Bombardments with high explosives killed far fewer people;
the common estimate was about one death per ton of bombs.
(About 2,000 tons of incendiaries were dropped in the Tokyo
raid.) No doubt in part because HE was used more against
factories or military installations, while firebombs were used
against dense population concentrations, but also because the
firestorms set up by intense firebombing amplified the scale
of the destruction many times.


Can't remember where I'd read some of the methodologies for
bombing during WWII. Perhaps Art could elucidate if he sees
this.

Someone mentioned that on some raids in Germany, bombers dropped
a range of bombs over several different "waves" of attacking
aircraft.

One wave would drop high explosive to destroy buildings. Later
waves might have more anti-personnel oriented weaponry to kill
the firemen fighting the fires, while delayed HE might be designed
to sink deeper into the ground before exploding, thus rupturing
gas and water lines, for more devastating effect.

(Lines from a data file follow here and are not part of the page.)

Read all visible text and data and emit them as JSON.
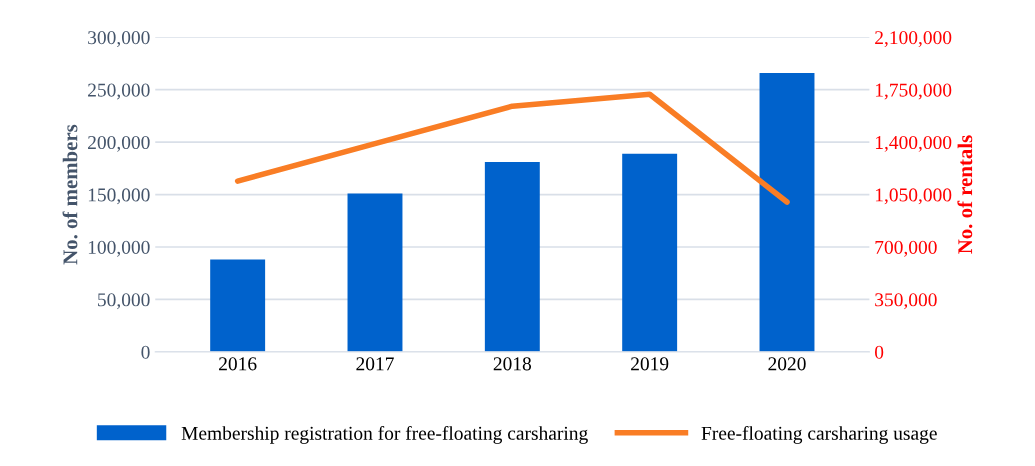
{
  "chart_data": {
    "type": "bar",
    "categories": [
      "2016",
      "2017",
      "2018",
      "2019",
      "2020"
    ],
    "ylabel": "No. of members",
    "y2label": "No. of rentals",
    "series": [
      {
        "name": "Membership registration for free-floating carsharing",
        "color": "#0062cc",
        "values": [
          88000,
          151000,
          181000,
          189000,
          266000
        ]
      },
      {
        "name": "Free-floating carsharing usage",
        "type": "line",
        "axis": "y2",
        "color": "#f97d25",
        "values": [
          1140000,
          1390000,
          1640000,
          1720000,
          1000000
        ]
      }
    ],
    "ylim": [
      0,
      300000
    ],
    "yticks": [
      {
        "value": 0,
        "label": "0"
      },
      {
        "value": 50000,
        "label": "50,000"
      },
      {
        "value": 100000,
        "label": "100,000"
      },
      {
        "value": 150000,
        "label": "150,000"
      },
      {
        "value": 200000,
        "label": "200,000"
      },
      {
        "value": 250000,
        "label": "250,000"
      },
      {
        "value": 300000,
        "label": "300,000"
      }
    ],
    "y2lim": [
      0,
      2100000
    ],
    "y2ticks": [
      {
        "value": 0,
        "label": "0"
      },
      {
        "value": 350000,
        "label": "350,000"
      },
      {
        "value": 700000,
        "label": "700,000"
      },
      {
        "value": 1050000,
        "label": "1,050,000"
      },
      {
        "value": 1400000,
        "label": "1,400,000"
      },
      {
        "value": 1750000,
        "label": "1,750,000"
      },
      {
        "value": 2100000,
        "label": "2,100,000"
      }
    ],
    "grid": "y",
    "legend": "bottom",
    "marker": "none",
    "line_style": "solid"
  }
}
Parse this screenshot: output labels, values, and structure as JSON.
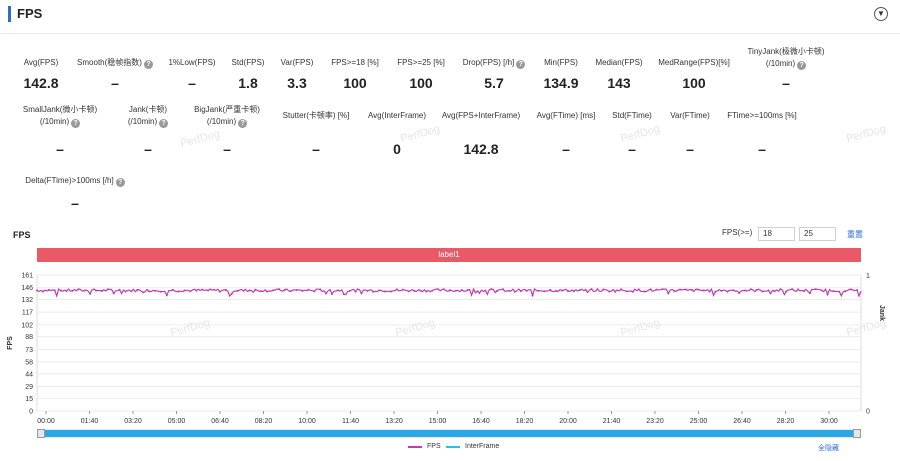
{
  "header": {
    "title": "FPS",
    "collapse_icon": "chevron-down-icon"
  },
  "metrics_row1": [
    {
      "label": "Avg(FPS)",
      "value": "142.8",
      "help": false
    },
    {
      "label": "Smooth(稳帧指数)",
      "value": "–",
      "help": true
    },
    {
      "label": "1%Low(FPS)",
      "value": "–",
      "help": false
    },
    {
      "label": "Std(FPS)",
      "value": "1.8",
      "help": false
    },
    {
      "label": "Var(FPS)",
      "value": "3.3",
      "help": false
    },
    {
      "label": "FPS>=18 [%]",
      "value": "100",
      "help": false
    },
    {
      "label": "FPS>=25 [%]",
      "value": "100",
      "help": false
    },
    {
      "label": "Drop(FPS) [/h]",
      "value": "5.7",
      "help": true
    },
    {
      "label": "Min(FPS)",
      "value": "134.9",
      "help": false
    },
    {
      "label": "Median(FPS)",
      "value": "143",
      "help": false
    },
    {
      "label": "MedRange(FPS)[%]",
      "value": "100",
      "help": false
    },
    {
      "label": "TinyJank(极微小卡顿)",
      "label2": "(/10min)",
      "value": "–",
      "help": true
    }
  ],
  "metrics_row2": [
    {
      "label": "SmallJank(微小卡顿)",
      "label2": "(/10min)",
      "value": "–",
      "help": true
    },
    {
      "label": "Jank(卡顿)",
      "label2": "(/10min)",
      "value": "–",
      "help": true
    },
    {
      "label": "BigJank(严重卡顿)",
      "label2": "(/10min)",
      "value": "–",
      "help": true
    },
    {
      "label": "Stutter(卡顿率) [%]",
      "value": "–",
      "help": false
    },
    {
      "label": "Avg(InterFrame)",
      "value": "0",
      "help": false
    },
    {
      "label": "Avg(FPS+InterFrame)",
      "value": "142.8",
      "help": false
    },
    {
      "label": "Avg(FTime) [ms]",
      "value": "–",
      "help": false
    },
    {
      "label": "Std(FTime)",
      "value": "–",
      "help": false
    },
    {
      "label": "Var(FTime)",
      "value": "–",
      "help": false
    },
    {
      "label": "FTime>=100ms [%]",
      "value": "–",
      "help": false
    }
  ],
  "metrics_row3": [
    {
      "label": "Delta(FTime)>100ms [/h]",
      "value": "–",
      "help": true
    }
  ],
  "watermark": "PerfDog",
  "chart": {
    "title": "FPS",
    "filter_label": "FPS(>=)",
    "filter_value_1": "18",
    "filter_value_2": "25",
    "reset_label": "重置",
    "label_bar": "label1",
    "hide_all_label": "全隐藏"
  },
  "chart_data": {
    "type": "line",
    "title": "FPS",
    "ylabel": "FPS",
    "y2label": "Jank",
    "y_ticks": [
      0,
      15,
      29,
      44,
      58,
      73,
      88,
      102,
      117,
      132,
      146,
      161
    ],
    "ylim": [
      0,
      161
    ],
    "y2_ticks": [
      0,
      1
    ],
    "x_ticks": [
      "00:00",
      "01:40",
      "03:20",
      "05:00",
      "06:40",
      "08:20",
      "10:00",
      "11:40",
      "13:20",
      "15:00",
      "16:40",
      "18:20",
      "20:00",
      "21:40",
      "23:20",
      "25:00",
      "26:40",
      "28:20",
      "30:00"
    ],
    "series": [
      {
        "name": "FPS",
        "color": "#c13bb5",
        "values_summary": {
          "mean": 142.8,
          "min": 134.9,
          "std": 1.8
        }
      },
      {
        "name": "InterFrame",
        "color": "#2bbfe0",
        "values_summary": {
          "mean": 0
        }
      }
    ],
    "grid": true,
    "legend_position": "bottom"
  }
}
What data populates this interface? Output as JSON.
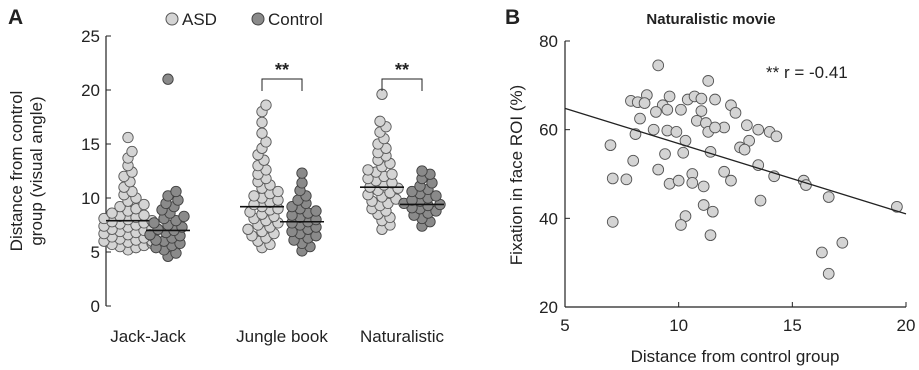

I doubt this was done for every major attack on a city. Certainly
Art's sort of bombing was more tactical against bridges and railroads.

But what about the B-17/B-24 and Lanc guys? Were they very regularly
doing this sort of thing?

Today we would regard this as "barbaric" and too directed towards
"innocent civilians". But back then, "tough luck"! You're with
"them" and you pay.

A very different mind set than today.